Angelina Jolie stunt double sues News Corp over hacking
A stunt double for Oscar-winning actress Angelina Jolie has sued News Corp over allegations its British newspapers hacked her phone, the first lawsuit in the United States against the company since the scandal broke two years ago.
The lawsuit, filed on June 13 by professional stunt double Eunice Huthart, said reporters from News Corp's tabloids The Sun and the defunct News of the World, hacked her mobile phone while she was working for Jolie on location in Los Angeles.
The allegations include stories that ran in the tabloids about Jolie's budding relationship with actor Brad Pitt - when only a tight circle of people had knowledge of it - while they were filming the movie "Mr. & Mrs. Smith."
A spokesman for News Corp declined to comment on the lawsuit.
Huthart's lawsuit said the hacking occurred in 2004 and 2005 while she was in the United States and Britain and resulted in lost voice messages that she never received. It said the London police have a file of Huthart's phone logs demonstrating the times when representatives from News of the World called her mobile.
The missing voice mails provided information later used in news reports, according to the court document in U.S. District Court in California.

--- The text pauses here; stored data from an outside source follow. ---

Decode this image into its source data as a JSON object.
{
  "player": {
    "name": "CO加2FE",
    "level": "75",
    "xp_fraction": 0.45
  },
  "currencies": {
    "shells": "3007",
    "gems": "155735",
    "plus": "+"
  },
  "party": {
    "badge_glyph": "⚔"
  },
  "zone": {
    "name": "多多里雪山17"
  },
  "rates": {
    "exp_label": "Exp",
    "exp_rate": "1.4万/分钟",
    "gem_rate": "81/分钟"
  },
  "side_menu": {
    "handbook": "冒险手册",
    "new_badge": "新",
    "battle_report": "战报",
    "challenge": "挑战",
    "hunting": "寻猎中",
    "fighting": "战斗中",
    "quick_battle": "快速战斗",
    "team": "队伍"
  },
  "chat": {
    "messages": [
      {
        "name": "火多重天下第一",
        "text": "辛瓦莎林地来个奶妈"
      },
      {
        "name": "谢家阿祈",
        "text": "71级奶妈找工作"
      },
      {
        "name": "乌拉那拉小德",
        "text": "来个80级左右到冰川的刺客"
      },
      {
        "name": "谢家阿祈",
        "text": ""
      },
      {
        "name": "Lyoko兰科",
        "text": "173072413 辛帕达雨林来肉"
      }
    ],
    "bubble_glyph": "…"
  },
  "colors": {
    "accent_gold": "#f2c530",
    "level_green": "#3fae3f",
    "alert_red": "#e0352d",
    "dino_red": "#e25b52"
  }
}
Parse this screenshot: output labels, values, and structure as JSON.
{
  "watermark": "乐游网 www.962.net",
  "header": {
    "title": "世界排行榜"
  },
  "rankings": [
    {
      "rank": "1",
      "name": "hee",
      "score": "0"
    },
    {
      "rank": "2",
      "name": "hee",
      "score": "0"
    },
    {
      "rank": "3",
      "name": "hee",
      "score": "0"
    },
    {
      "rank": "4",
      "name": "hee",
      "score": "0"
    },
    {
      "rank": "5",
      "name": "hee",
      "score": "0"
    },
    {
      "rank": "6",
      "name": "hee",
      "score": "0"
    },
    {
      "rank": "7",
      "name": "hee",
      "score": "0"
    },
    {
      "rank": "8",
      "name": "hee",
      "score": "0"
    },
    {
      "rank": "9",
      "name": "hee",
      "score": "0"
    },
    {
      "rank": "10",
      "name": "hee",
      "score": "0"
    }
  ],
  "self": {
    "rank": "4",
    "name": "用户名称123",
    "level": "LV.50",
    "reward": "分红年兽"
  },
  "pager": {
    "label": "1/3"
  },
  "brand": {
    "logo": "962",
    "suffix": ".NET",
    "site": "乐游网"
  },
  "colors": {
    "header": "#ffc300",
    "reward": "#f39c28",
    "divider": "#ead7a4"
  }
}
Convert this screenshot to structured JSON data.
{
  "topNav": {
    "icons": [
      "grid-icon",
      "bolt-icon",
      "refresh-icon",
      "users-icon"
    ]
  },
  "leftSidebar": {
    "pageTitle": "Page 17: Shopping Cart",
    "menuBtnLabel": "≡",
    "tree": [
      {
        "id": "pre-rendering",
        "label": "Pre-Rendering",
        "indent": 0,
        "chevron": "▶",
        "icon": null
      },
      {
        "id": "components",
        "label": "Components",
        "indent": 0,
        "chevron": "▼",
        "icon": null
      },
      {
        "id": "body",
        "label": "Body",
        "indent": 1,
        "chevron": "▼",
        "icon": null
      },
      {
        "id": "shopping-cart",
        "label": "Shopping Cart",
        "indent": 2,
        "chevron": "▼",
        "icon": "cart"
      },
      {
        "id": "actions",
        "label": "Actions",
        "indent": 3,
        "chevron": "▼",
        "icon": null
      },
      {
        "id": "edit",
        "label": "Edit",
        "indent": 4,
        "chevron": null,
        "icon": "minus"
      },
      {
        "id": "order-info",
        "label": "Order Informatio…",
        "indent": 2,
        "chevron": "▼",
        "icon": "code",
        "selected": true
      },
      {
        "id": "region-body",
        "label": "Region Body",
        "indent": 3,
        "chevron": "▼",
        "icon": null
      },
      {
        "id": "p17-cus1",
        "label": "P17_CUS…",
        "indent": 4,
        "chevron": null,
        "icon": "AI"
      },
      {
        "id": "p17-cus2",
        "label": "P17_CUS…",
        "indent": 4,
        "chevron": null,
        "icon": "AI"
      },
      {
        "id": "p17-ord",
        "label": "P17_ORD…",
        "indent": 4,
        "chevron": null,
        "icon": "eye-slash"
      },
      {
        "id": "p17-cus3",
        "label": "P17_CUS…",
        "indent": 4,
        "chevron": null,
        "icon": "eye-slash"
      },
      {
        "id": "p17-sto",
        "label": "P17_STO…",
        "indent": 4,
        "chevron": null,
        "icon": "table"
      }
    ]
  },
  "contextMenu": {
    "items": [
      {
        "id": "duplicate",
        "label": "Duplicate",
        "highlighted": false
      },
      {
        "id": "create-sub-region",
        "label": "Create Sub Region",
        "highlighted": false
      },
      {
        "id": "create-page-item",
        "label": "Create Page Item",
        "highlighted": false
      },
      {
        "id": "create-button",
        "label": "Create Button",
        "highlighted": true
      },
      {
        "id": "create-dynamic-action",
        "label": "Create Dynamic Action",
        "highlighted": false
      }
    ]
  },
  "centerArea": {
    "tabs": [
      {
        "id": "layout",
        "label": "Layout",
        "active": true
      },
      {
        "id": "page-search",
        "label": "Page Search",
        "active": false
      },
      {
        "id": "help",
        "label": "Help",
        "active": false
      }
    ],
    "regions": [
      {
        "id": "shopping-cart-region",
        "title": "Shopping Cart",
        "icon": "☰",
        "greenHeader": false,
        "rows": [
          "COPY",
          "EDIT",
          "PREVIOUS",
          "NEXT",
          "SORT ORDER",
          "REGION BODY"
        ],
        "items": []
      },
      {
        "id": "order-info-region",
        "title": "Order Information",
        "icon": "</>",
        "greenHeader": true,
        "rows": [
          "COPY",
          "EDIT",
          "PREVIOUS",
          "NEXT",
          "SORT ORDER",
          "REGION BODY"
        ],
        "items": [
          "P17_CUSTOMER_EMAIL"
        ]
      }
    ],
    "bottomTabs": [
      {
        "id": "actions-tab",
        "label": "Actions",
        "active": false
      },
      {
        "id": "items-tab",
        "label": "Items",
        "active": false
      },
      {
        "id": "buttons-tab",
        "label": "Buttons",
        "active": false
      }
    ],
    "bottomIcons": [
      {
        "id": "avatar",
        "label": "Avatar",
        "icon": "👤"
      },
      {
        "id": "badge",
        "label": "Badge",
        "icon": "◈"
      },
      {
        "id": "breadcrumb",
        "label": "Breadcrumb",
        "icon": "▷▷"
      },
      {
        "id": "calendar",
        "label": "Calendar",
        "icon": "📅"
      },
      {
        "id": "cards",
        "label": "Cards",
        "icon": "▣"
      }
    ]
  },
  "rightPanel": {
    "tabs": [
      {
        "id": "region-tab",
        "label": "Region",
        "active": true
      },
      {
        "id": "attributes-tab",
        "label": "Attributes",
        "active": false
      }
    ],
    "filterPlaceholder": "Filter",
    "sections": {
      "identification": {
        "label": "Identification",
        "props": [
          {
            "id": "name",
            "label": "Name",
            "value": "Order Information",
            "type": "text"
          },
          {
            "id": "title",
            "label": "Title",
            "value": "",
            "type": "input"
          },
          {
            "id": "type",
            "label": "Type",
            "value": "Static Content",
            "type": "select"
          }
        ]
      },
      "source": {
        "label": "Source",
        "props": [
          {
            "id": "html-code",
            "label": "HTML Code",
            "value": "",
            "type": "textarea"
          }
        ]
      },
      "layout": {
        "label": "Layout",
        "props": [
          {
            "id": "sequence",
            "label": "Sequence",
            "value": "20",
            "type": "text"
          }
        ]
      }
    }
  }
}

In one instance, Huthart was instructed to meet Jolie, who was checked into a hotel under the pseudonym "Pocahontas." Huthart said she never received the message with the code name even though Jolie's assistant said she left it for her on the phone.
The lawsuit said that the tabloids intercepted messages left by Jolie regarding her movie career. It cited a News of the World article with the headline "Pitt Stop for Jolie" that began "Hollywood babe Angelina Jolie has threatened to quit the movies for good," according to the complaint.
Huthart of Liverpool, England, is godmother to one of Jolie's children.
The phone hacking scandal sent shockwaves through the British establishment, forced the closure of the Sunday tabloid News of the World, prompted a huge police inquiry and lead to the arrest of more than 60 people.
But until the Huthart lawsuit, the scandal has been contained in Britain.
Huthart, who is seeking unspecified damages, is being represented by New York based attorneys Siegel Teitelbaum & Evans and Steven Hyman of McLaughlin & Stern as well as The Stein Law Firm in Los Angeles.
The New York law firms have ties to the British lawyer Mark Lewis, who represented the family of a murdered teenage girl, Milly Dowler. Two years ago, news broke that reporters from News of the World hacked the mobile phone of Dowler, provoking wide- spread outrage about the illicit news gathering practices of British tabloid journalists.
Last summer, Lewis teamed up with Norman Siegel of Siegel Teitelbaum & Evans and the former executive director of the New York Civil Liberties Union and Steven Hyman of McLaughlin & Stern to pursue claims that four of his clients had been hacked by Rupert Murdoch's now-defunct tabloid on U.S. soil.
Siegel and Hyman have been pursuing their own inquiry into the possible hacking of 9/11 victims' phones by News of the World.
News Corp is preparing to split its publishing assets, which includes its British newspapers, the Wall Street Journal and book publisher HarperCollins, from its cable networks and movie studio on June 28.
The case is Eunice Huthart v. News Corporation et al in U.S. District Court for the Central District of California (Western Division - Los Angeles) No. 13-04253.